Я не заставил себя долго упрашивать и через минуту уже сидел за столом из белых свежеоструганных досок.
Ячневая каша со свиной тушенкой, которую я раньше не любил, показалась великолепной.
— Ого! — одобрительно проговорил повар, солдат-сибиряк из подразделения обслуживания, когда я застучал алюминиевой ложкой по дну миски. — На пищу ты, парень, злой. Подставляй! — И он бросил мне в миску еще пару половников густой наваристой каши с волокнами мяса.
Насытившись, я буквально отвалился от стола, ощущая во всем теле приятную тяжесть и испытывая только одно желание: упасть и заснуть.

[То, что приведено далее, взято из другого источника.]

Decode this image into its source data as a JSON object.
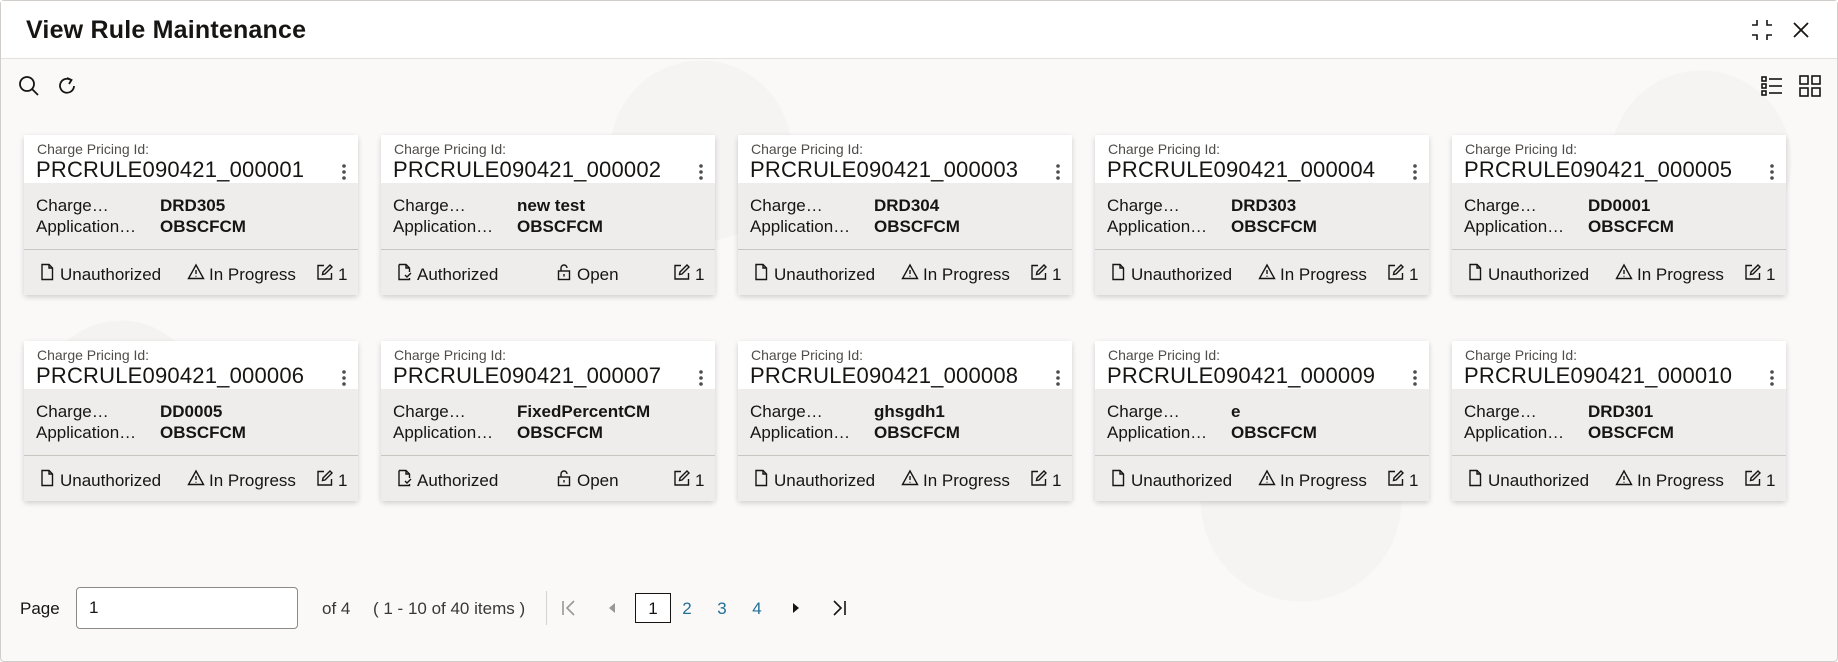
{
  "header": {
    "title": "View Rule Maintenance"
  },
  "cards": [
    {
      "id_label": "Charge Pricing Id",
      "id_value": "PRCRULE090421_000001",
      "field1_label": "Charge…",
      "field1_value": "DRD305",
      "field2_label": "Application…",
      "field2_value": "OBSCFCM",
      "auth_status": "Unauthorized",
      "record_status": "In Progress",
      "mod_count": "1"
    },
    {
      "id_label": "Charge Pricing Id",
      "id_value": "PRCRULE090421_000002",
      "field1_label": "Charge…",
      "field1_value": "new test",
      "field2_label": "Application…",
      "field2_value": "OBSCFCM",
      "auth_status": "Authorized",
      "record_status": "Open",
      "mod_count": "1"
    },
    {
      "id_label": "Charge Pricing Id",
      "id_value": "PRCRULE090421_000003",
      "field1_label": "Charge…",
      "field1_value": "DRD304",
      "field2_label": "Application…",
      "field2_value": "OBSCFCM",
      "auth_status": "Unauthorized",
      "record_status": "In Progress",
      "mod_count": "1"
    },
    {
      "id_label": "Charge Pricing Id",
      "id_value": "PRCRULE090421_000004",
      "field1_label": "Charge…",
      "field1_value": "DRD303",
      "field2_label": "Application…",
      "field2_value": "OBSCFCM",
      "auth_status": "Unauthorized",
      "record_status": "In Progress",
      "mod_count": "1"
    },
    {
      "id_label": "Charge Pricing Id",
      "id_value": "PRCRULE090421_000005",
      "field1_label": "Charge…",
      "field1_value": "DD0001",
      "field2_label": "Application…",
      "field2_value": "OBSCFCM",
      "auth_status": "Unauthorized",
      "record_status": "In Progress",
      "mod_count": "1"
    },
    {
      "id_label": "Charge Pricing Id",
      "id_value": "PRCRULE090421_000006",
      "field1_label": "Charge…",
      "field1_value": "DD0005",
      "field2_label": "Application…",
      "field2_value": "OBSCFCM",
      "auth_status": "Unauthorized",
      "record_status": "In Progress",
      "mod_count": "1"
    },
    {
      "id_label": "Charge Pricing Id",
      "id_value": "PRCRULE090421_000007",
      "field1_label": "Charge…",
      "field1_value": "FixedPercentCM",
      "field2_label": "Application…",
      "field2_value": "OBSCFCM",
      "auth_status": "Authorized",
      "record_status": "Open",
      "mod_count": "1"
    },
    {
      "id_label": "Charge Pricing Id",
      "id_value": "PRCRULE090421_000008",
      "field1_label": "Charge…",
      "field1_value": "ghsgdh1",
      "field2_label": "Application…",
      "field2_value": "OBSCFCM",
      "auth_status": "Unauthorized",
      "record_status": "In Progress",
      "mod_count": "1"
    },
    {
      "id_label": "Charge Pricing Id",
      "id_value": "PRCRULE090421_000009",
      "field1_label": "Charge…",
      "field1_value": "e",
      "field2_label": "Application…",
      "field2_value": "OBSCFCM",
      "auth_status": "Unauthorized",
      "record_status": "In Progress",
      "mod_count": "1"
    },
    {
      "id_label": "Charge Pricing Id",
      "id_value": "PRCRULE090421_000010",
      "field1_label": "Charge…",
      "field1_value": "DRD301",
      "field2_label": "Application…",
      "field2_value": "OBSCFCM",
      "auth_status": "Unauthorized",
      "record_status": "In Progress",
      "mod_count": "1"
    }
  ],
  "pagination": {
    "label": "Page",
    "current_page": "1",
    "of_text": "of 4",
    "range_text": "( 1 - 10 of 40 items )",
    "pages": [
      "1",
      "2",
      "3",
      "4"
    ]
  },
  "colors": {
    "accent_link": "#227097",
    "card_body": "#eeedeb",
    "text": "#161513"
  }
}
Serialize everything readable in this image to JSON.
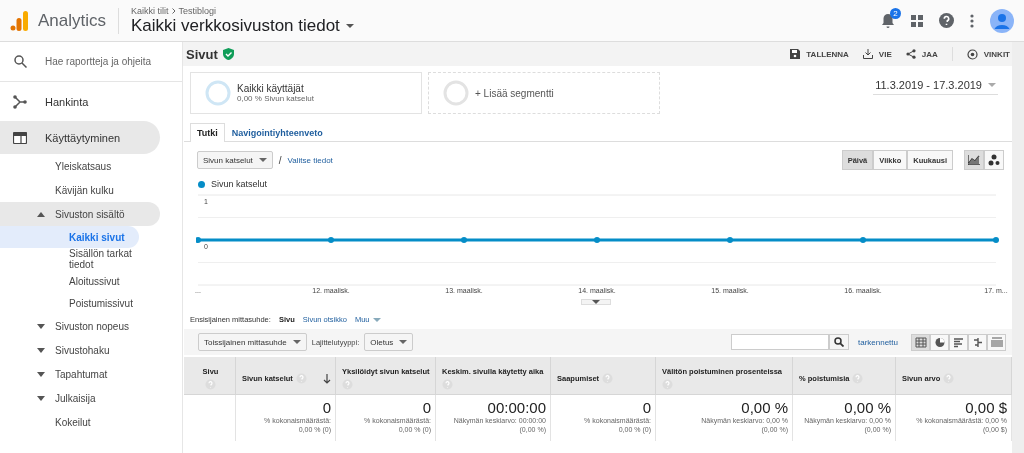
{
  "header": {
    "product": "Analytics",
    "breadcrumb": [
      "Kaikki tilit",
      "Testiblogi"
    ],
    "view": "Kaikki verkkosivuston tiedot",
    "notifications": "2"
  },
  "sidebar": {
    "search_placeholder": "Hae raportteja ja ohjeita",
    "items": [
      {
        "label": "Hankinta",
        "selected": false
      },
      {
        "label": "Käyttäytyminen",
        "selected": true,
        "children": [
          {
            "label": "Yleiskatsaus",
            "selected": false
          },
          {
            "label": "Kävijän kulku",
            "selected": false
          },
          {
            "label": "Sivuston sisältö",
            "selected": true,
            "expanded": true,
            "children": [
              {
                "label": "Kaikki sivut",
                "selected": true
              },
              {
                "label": "Sisällön tarkat tiedot",
                "selected": false
              },
              {
                "label": "Aloitussivut",
                "selected": false
              },
              {
                "label": "Poistumissivut",
                "selected": false
              }
            ]
          },
          {
            "label": "Sivuston nopeus",
            "selected": false,
            "expanded": false
          },
          {
            "label": "Sivustohaku",
            "selected": false,
            "expanded": false
          },
          {
            "label": "Tapahtumat",
            "selected": false,
            "expanded": false
          },
          {
            "label": "Julkaisija",
            "selected": false,
            "expanded": false
          },
          {
            "label": "Kokeilut",
            "selected": false
          }
        ]
      }
    ]
  },
  "report": {
    "title": "Sivut",
    "actions": [
      "TALLENNA",
      "VIE",
      "JAA",
      "VINKIT"
    ],
    "segments": [
      {
        "name": "Kaikki käyttäjät",
        "detail": "0,00 % Sivun katselut"
      }
    ],
    "add_segment": "+ Lisää segmentti",
    "date_range": "11.3.2019 - 17.3.2019",
    "tabs": [
      {
        "label": "Tutki",
        "selected": true
      },
      {
        "label": "Navigointiyhteenveto",
        "selected": false
      }
    ],
    "metric": "Sivun katselut",
    "separator": "/",
    "select_metric": "Valitse tiedot",
    "periods": [
      {
        "label": "Päivä",
        "selected": true
      },
      {
        "label": "Viikko",
        "selected": false
      },
      {
        "label": "Kuukausi",
        "selected": false
      }
    ],
    "chart_types": [
      {
        "kind": "line",
        "selected": true
      },
      {
        "kind": "motion",
        "selected": false
      }
    ],
    "chart_data": {
      "type": "line",
      "categories": [
        "...",
        "12. maalisk.",
        "13. maalisk.",
        "14. maalisk.",
        "15. maalisk.",
        "16. maalisk.",
        "17. m..."
      ],
      "series": [
        {
          "name": "Sivun katselut",
          "color": "#058dc7",
          "marker": "o",
          "values": [
            0,
            0,
            0,
            0,
            0,
            0,
            0
          ]
        }
      ],
      "ylim": [
        -1,
        1
      ],
      "yticks": [
        0,
        1
      ],
      "ref_lines": [
        {
          "axis": "y",
          "value": 0.5
        },
        {
          "axis": "y",
          "value": -0.5
        }
      ]
    },
    "primary_dimension": {
      "label": "Ensisijainen mittasuhde:",
      "options": [
        {
          "label": "Sivu",
          "selected": true
        },
        {
          "label": "Sivun otsikko",
          "selected": false
        },
        {
          "label": "Muu",
          "selected": false
        }
      ]
    },
    "secondary_dimension": "Toissijainen mittasuhde",
    "sort_label": "Lajittelutyyppi:",
    "sort_value": "Oletus",
    "advanced": "tarkennettu",
    "table_views": [
      {
        "kind": "table",
        "selected": true
      },
      {
        "kind": "pie",
        "selected": false
      },
      {
        "kind": "performance",
        "selected": false
      },
      {
        "kind": "comparison",
        "selected": false
      },
      {
        "kind": "pivot",
        "selected": false
      }
    ]
  },
  "table": {
    "columns": [
      {
        "label": "Sivu",
        "sorted": false
      },
      {
        "label": "Sivun katselut",
        "sorted": true
      },
      {
        "label": "Yksilöidyt sivun katselut",
        "sorted": false
      },
      {
        "label": "Keskim. sivulla käytetty aika",
        "sorted": false
      },
      {
        "label": "Saapumiset",
        "sorted": false
      },
      {
        "label": "Välitön poistuminen prosenteissa",
        "sorted": false
      },
      {
        "label": "% poistumisia",
        "sorted": false
      },
      {
        "label": "Sivun arvo",
        "sorted": false
      }
    ],
    "totals": [
      {
        "value": "0",
        "notes": [
          "% kokonaismäärästä:",
          "0,00 % (0)"
        ]
      },
      {
        "value": "0",
        "notes": [
          "% kokonaismäärästä:",
          "0,00 % (0)"
        ]
      },
      {
        "value": "00:00:00",
        "notes": [
          "Näkymän keskiarvo: 00:00:00",
          "(0,00 %)"
        ]
      },
      {
        "value": "0",
        "notes": [
          "% kokonaismäärästä:",
          "0,00 % (0)"
        ]
      },
      {
        "value": "0,00 %",
        "notes": [
          "Näkymän keskiarvo: 0,00 %",
          "(0,00 %)"
        ]
      },
      {
        "value": "0,00 %",
        "notes": [
          "Näkymän keskiarvo: 0,00 %",
          "(0,00 %)"
        ]
      },
      {
        "value": "0,00 $",
        "notes": [
          "% kokonaismäärästä: 0,00 %",
          "(0,00 $)"
        ]
      }
    ]
  }
}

Но заставил себя подняться на ноги и подойти к Кашубе.
— Рассказывай, как дела! Где ребята? — спросил я, присев на корточки и привалившись спиной к палатке.
Кашуба потянул меня за рукав — непорядок, обвиснет палатка, — и усадил рядом с собой на ящик, и стал рассказывать про дела, которые, по его мнению, как сажа бела, ибо засели мы здесь крепко, а у него в воскресенье «горит» свидание с дивчиной, вспыхнуть и сгореть от взгляда которой гораздо легче, чем от очага № 8. Так официально называется место, где «вкалывает» личный состав нашего подразделения: одни на мотопомпах, другие — и там основная масса вместе с майором — расчищают просеку, проложенную бульдозерами, растаскивают сваленные деревья, роют канавы.